V.I. Inspector General Backs Feds Tracking Disaster Funding

As Virgin Islands Inspector General, Delia Thomas keeps an eye on local departments and programs while assisting the federal government in tracking federal grants meant to assist the territory in recovery from the 2017 hurricanes and the COVID pandemic. (Photo submitted by Delia Thomas)

In the past five years, the U.S. government has flooded the Virgin Islands with billions of dollars, setting it awash in hurricane disaster recovery, Covid relief, a promising future – and considerable temptation.

In the wake of the largesse, have come the federal auditors.

“They’re paying attention,” Delia Thomas, the territory’s inspector general designee, said last week in an interview with the Source. And, with their experience tracking down errant funds after Hurricane Katrina on the mainland, “they know what to look for.”

The V.I. Inspector General’s Office joined with the U.S. Attorney’s Office in the territory in March to host a two-day symposium with visiting representatives from the inspector general divisions of dozens of federal departments and agencies.

“They will take the lead in all federal investigations,” Thomas said.  But her office will assist as needed, and already has had formal meetings with many of the federal officials.

“We have sat with at least seven different agencies,” she said.

That work is just a part of what the V.I. Inspector General’s Office does.

Historically, the local office cooperates with the IG for the U.S. Department of the Interior, which has oversight for the territories, as well as with federal agencies that fund grants in the Virgin Islands.

But the main focus of the V.I. office is auditing local departments, agencies and programs, looking for ways to increase their efficiency.

Thomas has worked in the office for more than 20 years. She became the deputy inspector general in 2002.  When Steven van Beverhoudt – who had headed the office since it was created in the 1980s – retired in 2021, Thomas became the acting inspector general, and in 2022 Gov. Albert Bryan tapped her to officially fill the position.

The office was established as an independent agency, and its head serves a seven-year term. The length of the term is meant to help to depoliticize the position by staggering appointments by governors, elected every four years.

Currently, the office is wrapping up two audits, Thomas said.

One is on the administrative functions of the Taxicab Commission. Coincidentally, the commission recently has come under fire for closing its St. Thomas office for a lengthy time because of maintenance issues.  Critics say it is often unresponsive to the needs of taxi medallion holders.

The other audit is of the Education Initiative Fund, the money transferred from revenue accumulated in the government-run Lottery to public schools.

The law actually calls for a yearly audit, but with limited IG staff, “we’ve never been able to satisfy that,” Thomas said. The last audit was released in 2011, and “here we are in 2023.”

Her office is tracking the course of the funds, from the Lottery to Finance, from Finance to the Education Department, and from that department to the schools.  A fundamental question is whether the transfers are timely.

Thomas said her office is assessing several other programs/agencies to determine what other audits it may start before the end of the fiscal year, Sept. 30.  She declined to identify them.

Over the years, the office has produced hundreds of audits. Some were initiated in response to legislative or executive requests, some because of legal mandates and some because of tips or internal concerns.

“We’ve always been severely understaffed,” Thomas said.
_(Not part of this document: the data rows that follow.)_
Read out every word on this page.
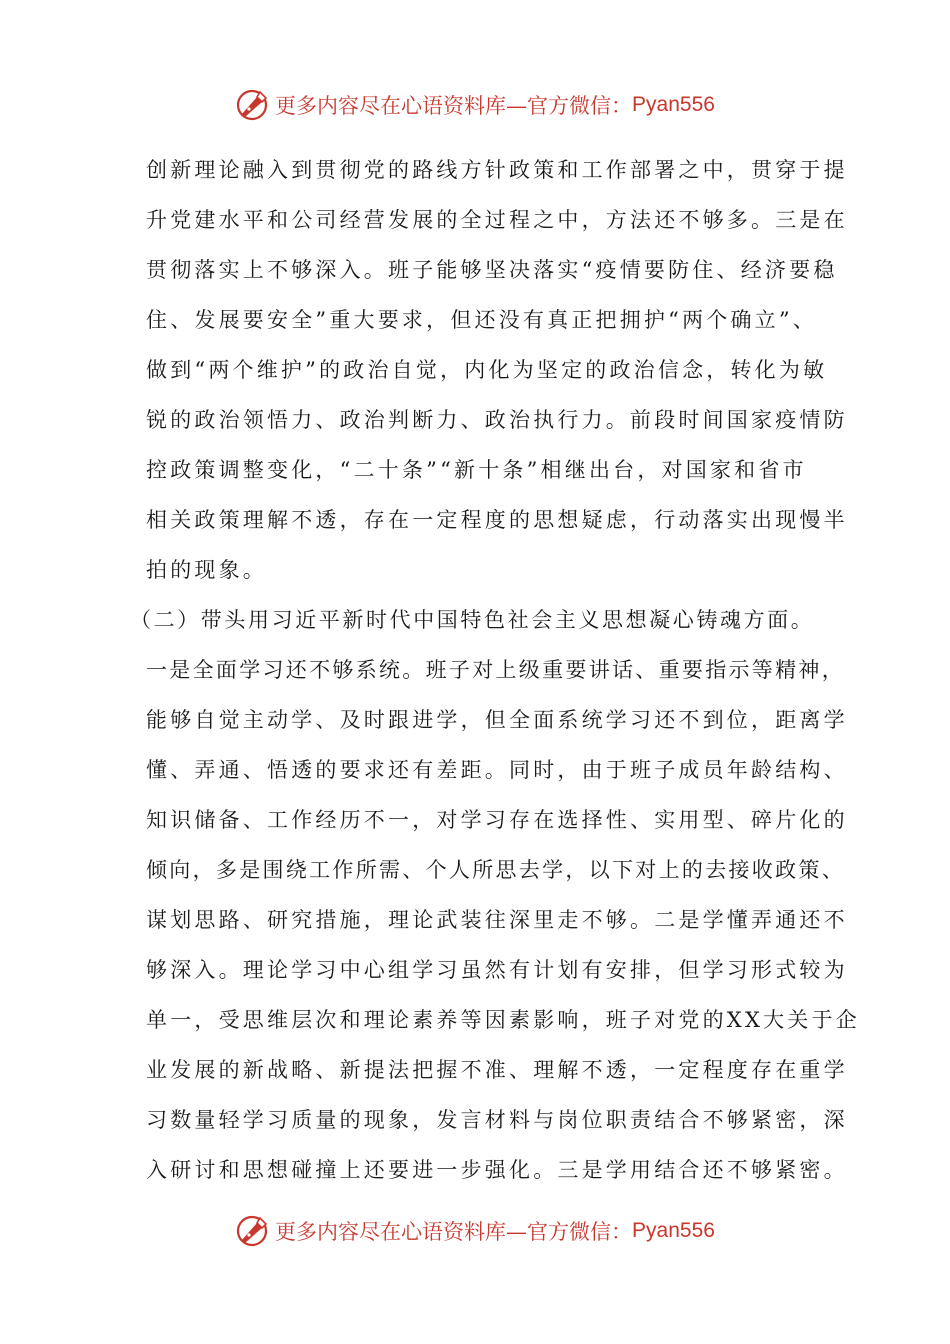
更多内容尽在心语资料库—官方微信： Pyan556
创新理论融入到贯彻党的路线方针政策和工作部署之中，贯穿于提
升党建水平和公司经营发展的全过程之中，方法还不够多。三是在
贯彻落实上不够深入。班子能够坚决落实“疫情要防住、经济要稳
住、发展要安全”重大要求，但还没有真正把拥护“两个确立”、
做到“两个维护”的政治自觉，内化为坚定的政治信念，转化为敏
锐的政治领悟力、政治判断力、政治执行力。前段时间国家疫情防
控政策调整变化，“二十条”“新十条”相继出台，对国家和省市
相关政策理解不透，存在一定程度的思想疑虑，行动落实出现慢半
拍的现象。
（二）带头用习近平新时代中国特色社会主义思想凝心铸魂方面。
一是全面学习还不够系统。班子对上级重要讲话、重要指示等精神，
能够自觉主动学、及时跟进学，但全面系统学习还不到位，距离学
懂、弄通、悟透的要求还有差距。同时，由于班子成员年龄结构、
知识储备、工作经历不一，对学习存在选择性、实用型、碎片化的
倾向，多是围绕工作所需、个人所思去学，以下对上的去接收政策、
谋划思路、研究措施，理论武装往深里走不够。二是学懂弄通还不
够深入。理论学习中心组学习虽然有计划有安排，但学习形式较为
单一，受思维层次和理论素养等因素影响，班子对党的XX大关于企
业发展的新战略、新提法把握不准、理解不透，一定程度存在重学
习数量轻学习质量的现象，发言材料与岗位职责结合不够紧密，深
入研讨和思想碰撞上还要进一步强化。三是学用结合还不够紧密。
更多内容尽在心语资料库—官方微信： Pyan556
One of the first things she did in her new position was to try to set a realistic work schedule, based on limited resources.

The office has just 16 employees, and that includes everyone from maintenance to administrative to professional staff for all three islands. Of the 16 staff, there are 10 auditors, seven on St. Thomas and three on St. Croix, and just one investigator, Thomas said, adding that she is actively trying to hire a second inspector.

She’s also pushing for an increase in her next budget that will allow her to add staff. She wants four more auditors for St. Croix and two more on St. Thomas. “What I need is a half a million dollars” increase, she said.

Thomas sees her role as helping to make government run smoothly.  “Our job is to look for inefficiencies within government,” she said.  Still, she’s aware that “the perception out there might be different . . . (Some people think) that we’re here to catch people and put them in jail,” she said. “That anxiety comes when we walk in the door.”

Make no mistake, she added.  If, in the course of an audit, staff uncover suspicious activity “it’s something that we will address. . . We will not ignore those incidents because we all lose” when money is misspent. The bottom line is that government money should do what it is supposed to do. “Nobody wants to see homes that are not repaired” or “a $25 million white elephant sitting on a hill.”

“Addressing” suspicious activity, means the auditors alert the IG investigator or they turn over what they found to the Justice Department for investigation.

In the case of federal grants, the information goes to the U.S. departments providing the funding.

Right now, Thomas said, the federal oversight of disaster funding is “consuming our investigative unit.” But, she sees the importance of the work.

“We want to be sure we don’t have problems with the draw-downs (of grants.) We don’t want to have any interruptions” in funding, due to questions of fraud or mismanagement, she said.